Things to look out for in Autumn
Updated: Mar 3, 2022
Autumn Watch list
Autumn is a lovely season for dog walks, with piles of crunchy leaves to run through and the low seasonal sun glinting through the trees. But despite its beauty, there's plenty to be wary of – from poisonous nuts and seeds to toxic autumn-flowering bulbs. We look at some of the potential plant-based hazards growing in your local park or garden.
Late-flowering bulbs, like crocus and colchicum, bring a final splash of colour to garden beds and borders, but they also present a danger to pets. All parts of the autumn-flowering crocus (Crocus speciosus) are very toxic to dogs and cats, causing vomiting, nervous excitement and, in some cases, dermatitis. Colchicum (commonly known as naked ladies) can also cause vomiting if eaten.
The bulbs of spring-flowering daffodils, tulips and snowdrops can be potentially hazardous at this time of year, too – loose bulbs are planted in the ground in autumn, and can easily be dug back up after planting by inquisitive canines. Daffodils are particularly toxic, and can be fatal if too many are accidentally eaten.
Nothing says autumn like colourful hedgerow berries. Those juicy little fruits are invaluable to wildlife, but they can be highly toxic to dogs. Holly berries are particularly hazardous if ingested, causing stomach upsets, tremors, seizures and loss of balance. And mistletoe is another persistent offender: if eaten, the berries can cause gastrointestinal issues and dermatitis.
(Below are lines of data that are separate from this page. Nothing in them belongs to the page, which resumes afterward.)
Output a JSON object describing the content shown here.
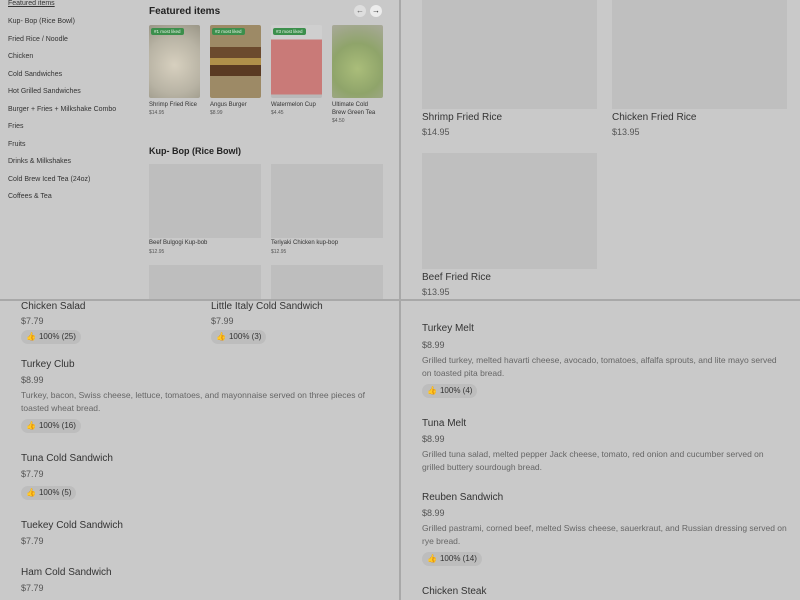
{
  "sidebar": {
    "items": [
      "Featured items",
      "Kup- Bop (Rice Bowl)",
      "Fried Rice / Noodle",
      "Chicken",
      "Cold Sandwiches",
      "Hot Grilled Sandwiches",
      "Burger + Fries + Milkshake Combo",
      "Fries",
      "Fruits",
      "Drinks & Milkshakes",
      "Cold Brew Iced Tea (24oz)",
      "Coffees & Tea"
    ]
  },
  "featured": {
    "title": "Featured items",
    "prev_icon": "arrow-left-icon",
    "next_icon": "arrow-right-icon",
    "items": [
      {
        "badge": "#1 most liked",
        "name": "Shrimp Fried Rice",
        "price": "$14.95",
        "color": "#b8b3a4"
      },
      {
        "badge": "#2 most liked",
        "name": "Angus Burger",
        "price": "$8.99",
        "color": "#8a6a45"
      },
      {
        "badge": "#3 most liked",
        "name": "Watermelon Cup",
        "price": "$4.45",
        "color": "#c97a78"
      },
      {
        "badge": "",
        "name": "Ultimate Cold Brew Green Tea",
        "price": "$4.50",
        "color": "#8fa46a"
      }
    ]
  },
  "kupbop": {
    "title": "Kup- Bop (Rice Bowl)",
    "items": [
      {
        "name": "Beef Bulgogi Kup-bob",
        "price": "$12.95"
      },
      {
        "name": "Teriyaki Chicken kup-bop",
        "price": "$12.95"
      }
    ]
  },
  "fried_rice": {
    "items": [
      {
        "name": "Shrimp Fried Rice",
        "price": "$14.95"
      },
      {
        "name": "Chicken Fried Rice",
        "price": "$13.95"
      },
      {
        "name": "Beef Fried Rice",
        "price": "$13.95"
      }
    ]
  },
  "cold_sandwiches": {
    "items": [
      {
        "name": "Chicken Salad",
        "price": "$7.79",
        "like": "100% (25)"
      },
      {
        "name": "Little Italy Cold Sandwich",
        "price": "$7.99",
        "like": "100% (3)"
      },
      {
        "name": "Turkey Club",
        "price": "$8.99",
        "desc": "Turkey, bacon, Swiss cheese, lettuce, tomatoes, and mayonnaise served on three pieces of toasted wheat bread.",
        "like": "100% (16)"
      },
      {
        "name": "Tuna Cold Sandwich",
        "price": "$7.79",
        "like": "100% (5)"
      },
      {
        "name": "Tuekey Cold Sandwich",
        "price": "$7.79"
      },
      {
        "name": "Ham Cold Sandwich",
        "price": "$7.79"
      }
    ]
  },
  "hot_sandwiches": {
    "items": [
      {
        "name": "Turkey Melt",
        "price": "$8.99",
        "desc": "Grilled turkey, melted havarti cheese, avocado, tomatoes, alfalfa sprouts, and lite mayo served on toasted pita bread.",
        "like": "100% (4)"
      },
      {
        "name": "Tuna Melt",
        "price": "$8.99",
        "desc": "Grilled tuna salad, melted pepper Jack cheese, tomato, red onion and cucumber served on grilled buttery sourdough bread."
      },
      {
        "name": "Reuben Sandwich",
        "price": "$8.99",
        "desc": "Grilled pastrami, corned beef, melted Swiss cheese, sauerkraut, and Russian dressing served on rye bread.",
        "like": "100% (14)"
      },
      {
        "name": "Chicken Steak"
      }
    ]
  },
  "like_icon": "thumbs-up-icon"
}
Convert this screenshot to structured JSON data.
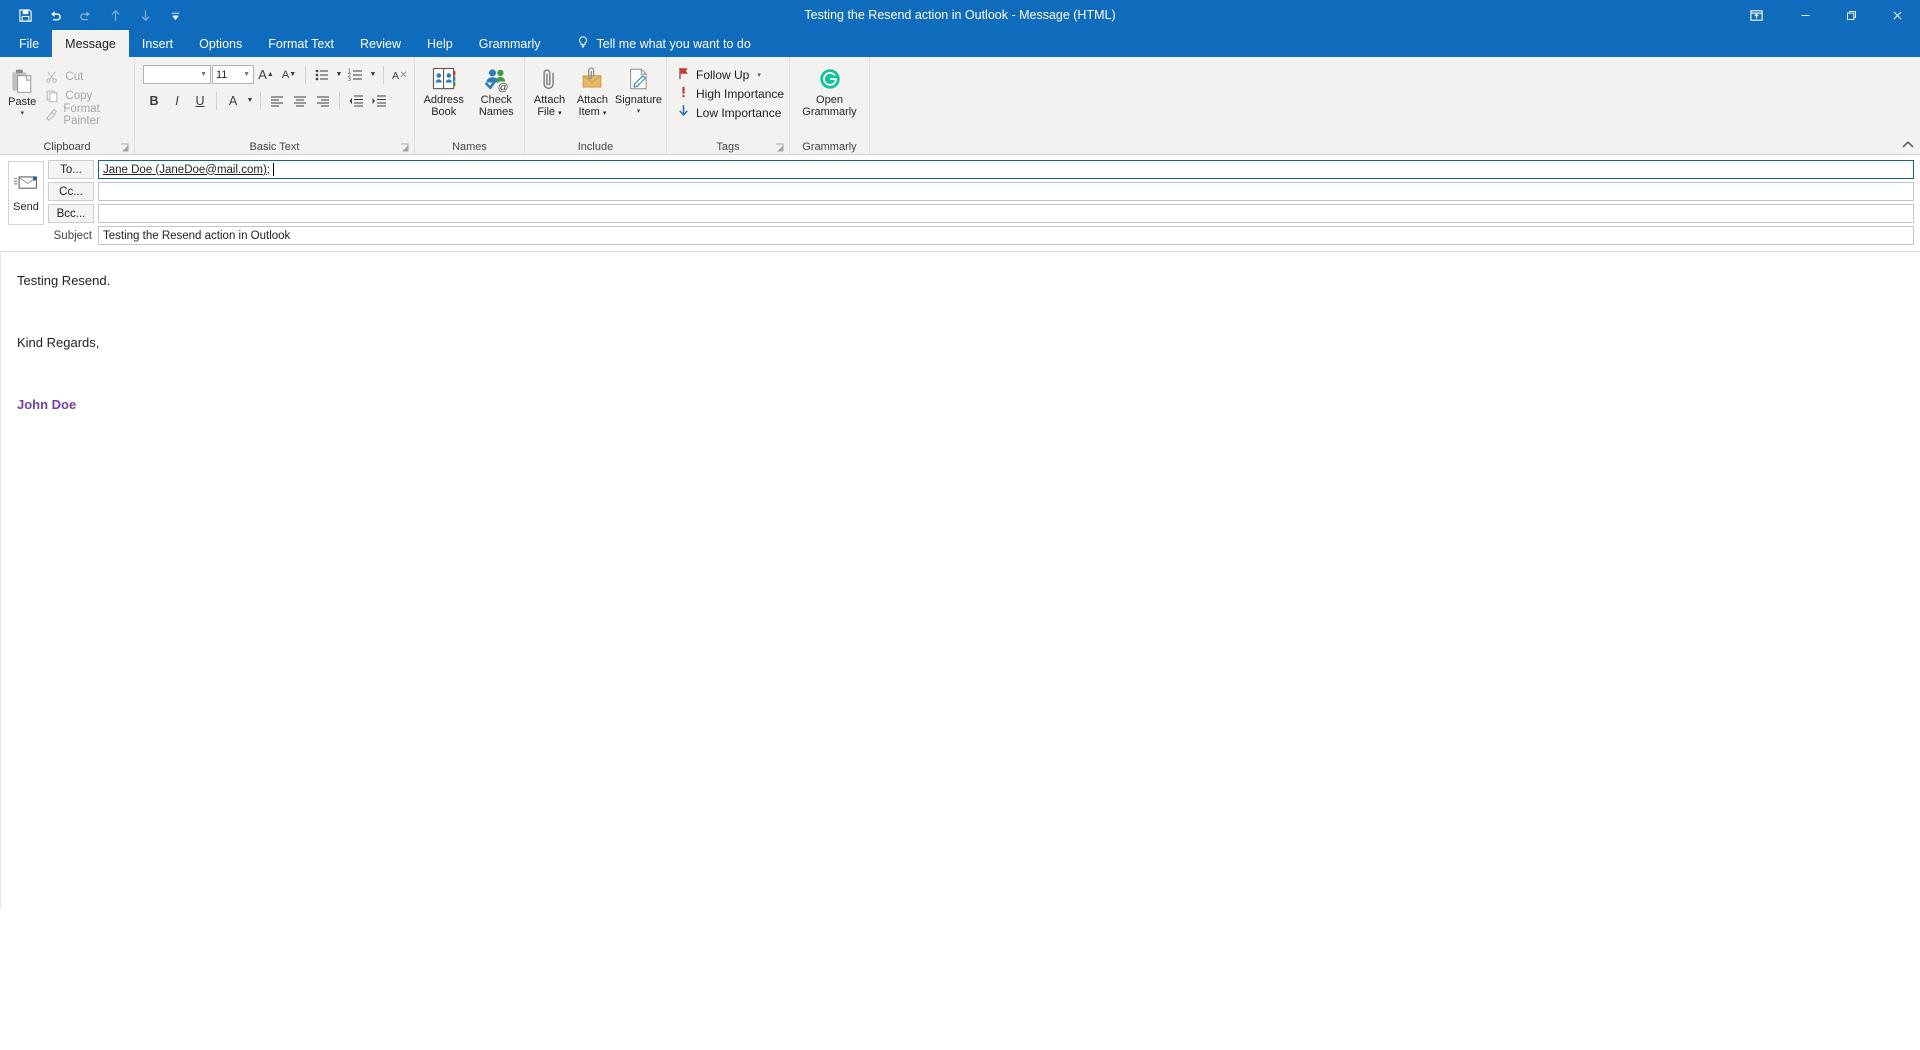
{
  "window": {
    "title": "Testing the Resend action in Outlook  -  Message (HTML)",
    "accent_color": "#0f6cbd",
    "quick_access": [
      {
        "name": "save-button",
        "label": "Save",
        "icon": "save-icon",
        "enabled": true
      },
      {
        "name": "undo-button",
        "label": "Undo",
        "icon": "undo-icon",
        "enabled": true
      },
      {
        "name": "redo-button",
        "label": "Redo",
        "icon": "redo-icon",
        "enabled": false
      },
      {
        "name": "previous-item-button",
        "label": "Previous Item",
        "icon": "arrow-up-icon",
        "enabled": false
      },
      {
        "name": "next-item-button",
        "label": "Next Item",
        "icon": "arrow-down-icon",
        "enabled": false
      },
      {
        "name": "customize-quick-access-toolbar-button",
        "label": "Customize Quick Access Toolbar",
        "icon": "chevron-down-icon",
        "enabled": true
      }
    ],
    "controls": [
      {
        "name": "ribbon-display-options-button",
        "label": "Ribbon Display Options",
        "icon": "ribbon-display-icon"
      },
      {
        "name": "minimize-button",
        "label": "Minimize",
        "icon": "minimize-icon"
      },
      {
        "name": "restore-button",
        "label": "Restore Down",
        "icon": "restore-icon"
      },
      {
        "name": "close-button",
        "label": "Close",
        "icon": "close-icon"
      }
    ]
  },
  "tabs": [
    {
      "label": "File",
      "active": false
    },
    {
      "label": "Message",
      "active": true
    },
    {
      "label": "Insert",
      "active": false
    },
    {
      "label": "Options",
      "active": false
    },
    {
      "label": "Format Text",
      "active": false
    },
    {
      "label": "Review",
      "active": false
    },
    {
      "label": "Help",
      "active": false
    },
    {
      "label": "Grammarly",
      "active": false
    }
  ],
  "tell_me": {
    "label": "Tell me what you want to do",
    "icon": "lightbulb-icon"
  },
  "ribbon": {
    "collapse_label": "⌃",
    "groups": {
      "clipboard": {
        "label": "Clipboard",
        "paste": {
          "label": "Paste",
          "caret": "▾"
        },
        "cut": {
          "label": "Cut",
          "icon": "scissors-icon",
          "disabled": true
        },
        "copy": {
          "label": "Copy",
          "icon": "copy-icon",
          "disabled": true
        },
        "format_painter": {
          "label": "Format Painter",
          "icon": "paintbrush-icon",
          "disabled": true
        }
      },
      "basic_text": {
        "label": "Basic Text",
        "font_name": "",
        "font_size": "11",
        "grow_font": "A",
        "shrink_font": "A",
        "bullets": "•—",
        "numbering": "1—",
        "clear_formatting": "A",
        "bold": "B",
        "italic": "I",
        "underline": "U",
        "font_color": "A",
        "align_left": "align-left",
        "align_center": "align-center",
        "align_right": "align-right",
        "decrease_indent": "decrease-indent",
        "increase_indent": "increase-indent"
      },
      "names": {
        "label": "Names",
        "address_book": {
          "line1": "Address",
          "line2": "Book"
        },
        "check_names": {
          "line1": "Check",
          "line2": "Names"
        }
      },
      "include": {
        "label": "Include",
        "attach_file": {
          "line1": "Attach",
          "line2": "File",
          "caret": "▾"
        },
        "attach_item": {
          "line1": "Attach",
          "line2": "Item",
          "caret": "▾"
        },
        "signature": {
          "line1": "Signature",
          "line2": "",
          "caret": "▾"
        }
      },
      "tags": {
        "label": "Tags",
        "follow_up": {
          "label": "Follow Up",
          "icon": "flag-icon",
          "caret": "▾",
          "color": "#c0392b"
        },
        "high_importance": {
          "label": "High Importance",
          "icon": "exclamation-icon",
          "color": "#c0392b"
        },
        "low_importance": {
          "label": "Low Importance",
          "icon": "arrow-down-icon",
          "color": "#1f6fb2"
        }
      },
      "grammarly": {
        "label": "Grammarly",
        "open": {
          "line1": "Open",
          "line2": "Grammarly",
          "icon": "grammarly-logo-icon",
          "color": "#15c39a"
        }
      }
    }
  },
  "compose": {
    "send_button": {
      "label": "Send",
      "icon": "send-envelope-icon"
    },
    "fields": [
      {
        "name": "to",
        "button_label": "To...",
        "value": "Jane Doe (JaneDoe@mail.com);",
        "focused": true,
        "underlined": true
      },
      {
        "name": "cc",
        "button_label": "Cc...",
        "value": "",
        "focused": false,
        "underlined": false
      },
      {
        "name": "bcc",
        "button_label": "Bcc...",
        "value": "",
        "focused": false,
        "underlined": false
      }
    ],
    "subject": {
      "label": "Subject",
      "value": "Testing the Resend action in Outlook"
    },
    "body": {
      "lines": [
        {
          "text": "Testing Resend.",
          "style": "normal"
        },
        {
          "text": "",
          "style": "normal"
        },
        {
          "text": "Kind Regards,",
          "style": "normal"
        },
        {
          "text": "",
          "style": "normal"
        },
        {
          "text": "John Doe",
          "style": "signature"
        }
      ],
      "signature_color": "#7442a4"
    }
  }
}
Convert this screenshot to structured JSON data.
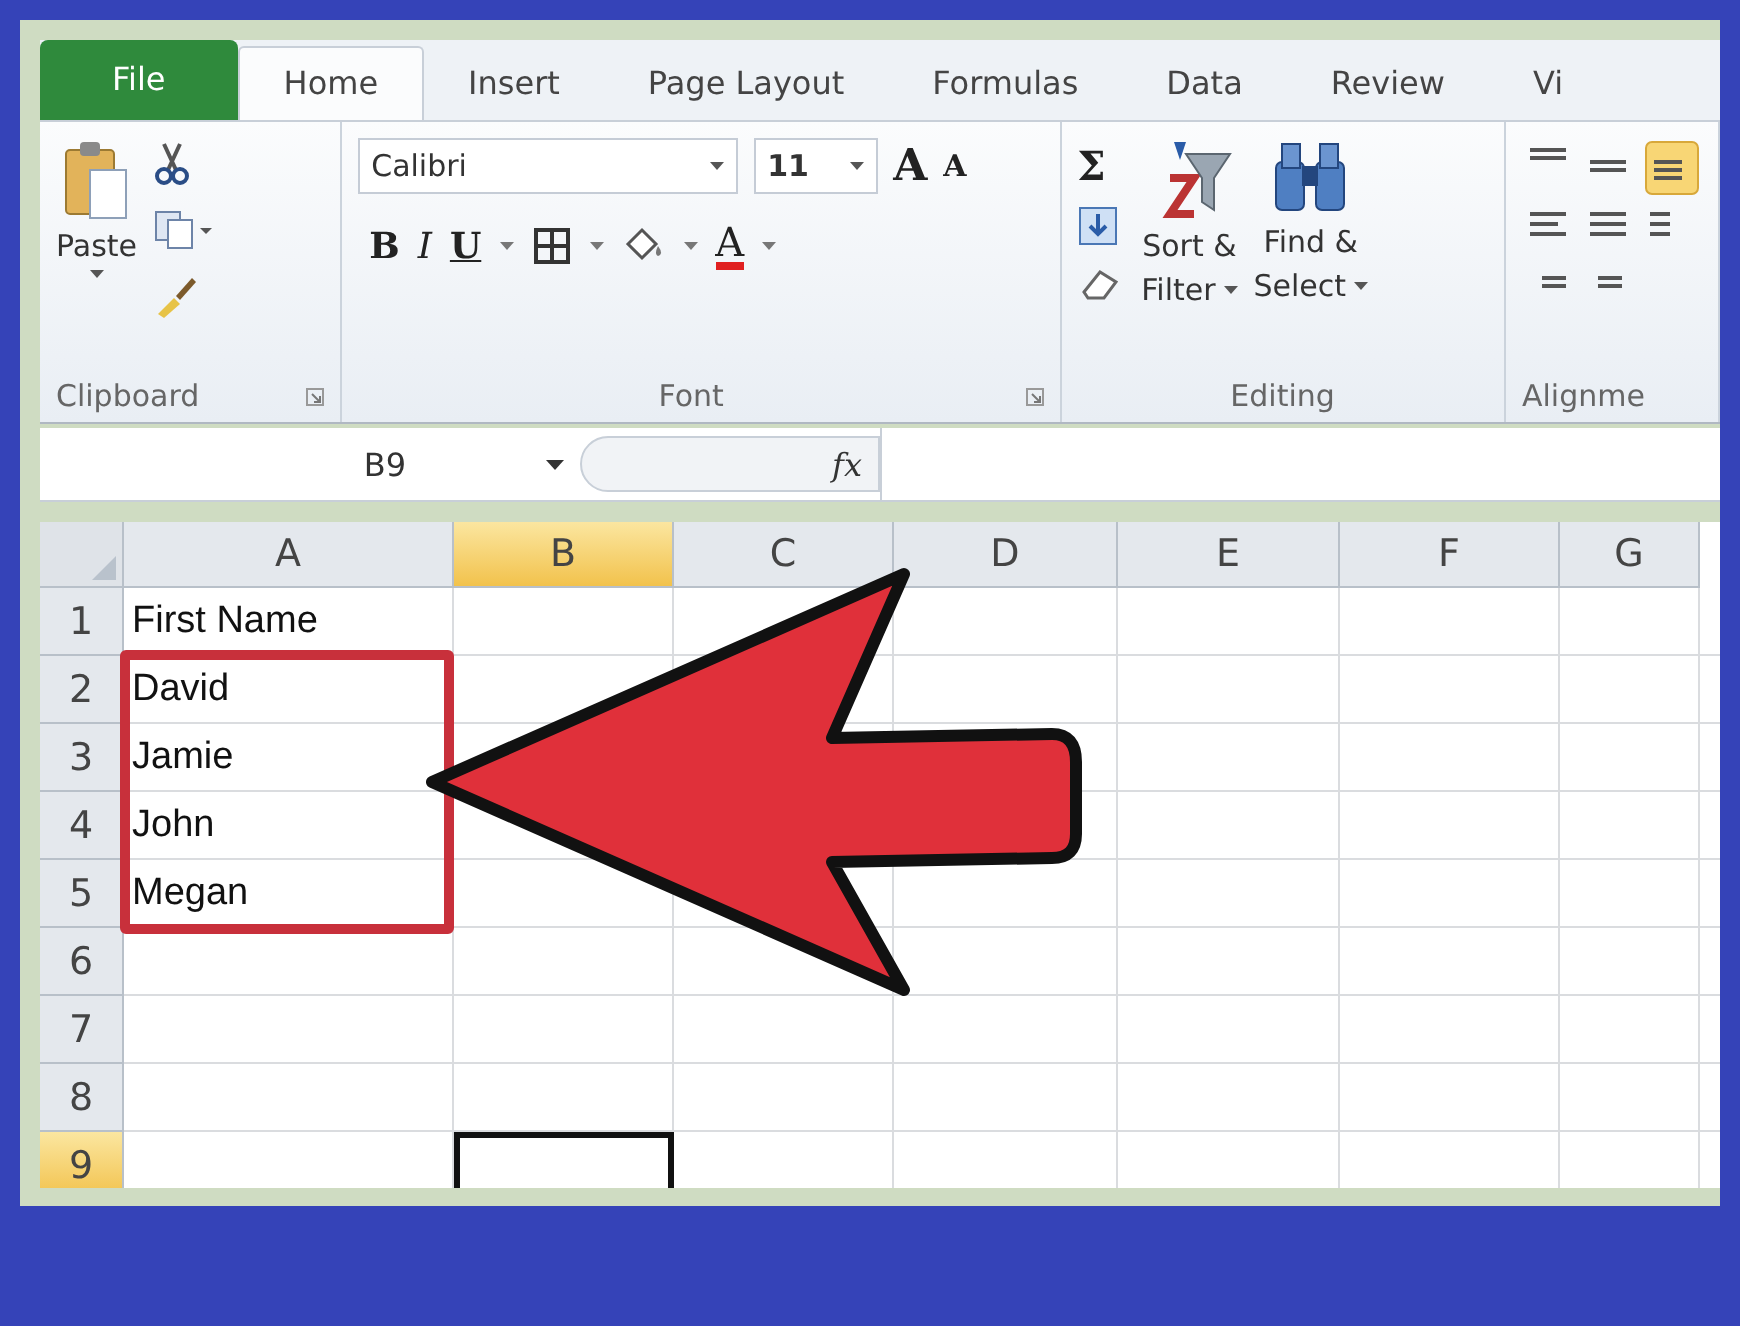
{
  "tabs": [
    {
      "label": "File",
      "kind": "file",
      "selected": false
    },
    {
      "label": "Home",
      "kind": "tab",
      "selected": true
    },
    {
      "label": "Insert",
      "kind": "tab",
      "selected": false
    },
    {
      "label": "Page Layout",
      "kind": "tab",
      "selected": false
    },
    {
      "label": "Formulas",
      "kind": "tab",
      "selected": false
    },
    {
      "label": "Data",
      "kind": "tab",
      "selected": false
    },
    {
      "label": "Review",
      "kind": "tab",
      "selected": false
    },
    {
      "label": "Vi",
      "kind": "tab",
      "selected": false
    }
  ],
  "ribbon": {
    "clipboard": {
      "paste": "Paste",
      "label": "Clipboard"
    },
    "font": {
      "name": "Calibri",
      "size": "11",
      "grow": "A",
      "shrink": "A",
      "bold": "B",
      "italic": "I",
      "underline": "U",
      "font_color_letter": "A",
      "label": "Font"
    },
    "editing": {
      "sum": "Σ",
      "sort": [
        "Sort &",
        "Filter"
      ],
      "find": [
        "Find &",
        "Select"
      ],
      "label": "Editing"
    },
    "alignment": {
      "label": "Alignme"
    }
  },
  "formula_bar": {
    "name_box": "B9",
    "fx": "fx"
  },
  "grid": {
    "columns": [
      {
        "label": "A",
        "selected": false
      },
      {
        "label": "B",
        "selected": true
      },
      {
        "label": "C",
        "selected": false
      },
      {
        "label": "D",
        "selected": false
      },
      {
        "label": "E",
        "selected": false
      },
      {
        "label": "F",
        "selected": false
      },
      {
        "label": "G",
        "selected": false
      }
    ],
    "rows": [
      {
        "number": "1",
        "selected": false,
        "values": [
          "First Name"
        ]
      },
      {
        "number": "2",
        "selected": false,
        "values": [
          "David"
        ]
      },
      {
        "number": "3",
        "selected": false,
        "values": [
          "Jamie"
        ]
      },
      {
        "number": "4",
        "selected": false,
        "values": [
          "John"
        ]
      },
      {
        "number": "5",
        "selected": false,
        "values": [
          "Megan"
        ]
      },
      {
        "number": "6",
        "selected": false,
        "values": []
      },
      {
        "number": "7",
        "selected": false,
        "values": []
      },
      {
        "number": "8",
        "selected": false,
        "values": []
      },
      {
        "number": "9",
        "selected": true,
        "values": []
      }
    ]
  },
  "annotations": [
    {
      "kind": "highlight-box"
    },
    {
      "kind": "arrow"
    }
  ]
}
Other autumn fruits and berries that could cause vomiting and tummy upsets include orange yew berries, spindle berries (Euonymus europaeus), grapes growing on garden vines, vibrant pink pokeweed (Phytolacca) berries and the bright-red berries of arum (also known as cuckoo pint).
Seeds and nuts
Who doesn't love an autumn conker battle? While native British trees like horse chestnut, oak and beech are a welcome addition to the landscape, their fruits can be hazardous to dogs. Conkers, acorns and beech nuts can cause upset tummies if too many are eaten, and can also cause a blockage in the throat if accidentally swallowed whole.
Wisteria seeds are another potential danger. The little brown seeds are held in long, velvety pods and they're highly toxic if ingested, causing a burning sensation in the mouth, stomach pain, vomiting and diarrhoea.
Leaves generally pose little danger to dogs and, most of the time, will provide hours of fun for sniff-happy canines. But oak leaves could make your dog feel ill if eaten in quantity – they can cause vomiting and, in a worst-case scenario, could affect the kidneys.
Yew leaves are also highly toxic. Yew trees and hedges are often grown in parks and gardens, and loose foliage clippings from hedge pruning and slivers of bark can be deadly if ingested. Symptoms of yew tree poisoning include dizziness, a dry mouth and noticeably dilated pupils, followed by abdominal cramps and vomiting. The leathery leaves of ivy can also be harmful if eaten in volume.
Most flowering plants start to fade at the end of summer, but there are some blooms that are specifically grown for autumn interest. Hydrangea, cultivated for its large, blowsy pink or blue flowers, is toxic to dogs and cats because some parts of the plant contain cyanide. Symptoms of hydrangea poisoning include vomiting and diarrhoea and, in severe cases, could lead to lethargy and confusion.
Chrysanthemum is another autumn favourite with a darker side. The flowers have a very distinctive smell which helpfully, puts most animals off, but this pretty plant could cause vomiting, depression and a loss of coordination if eaten.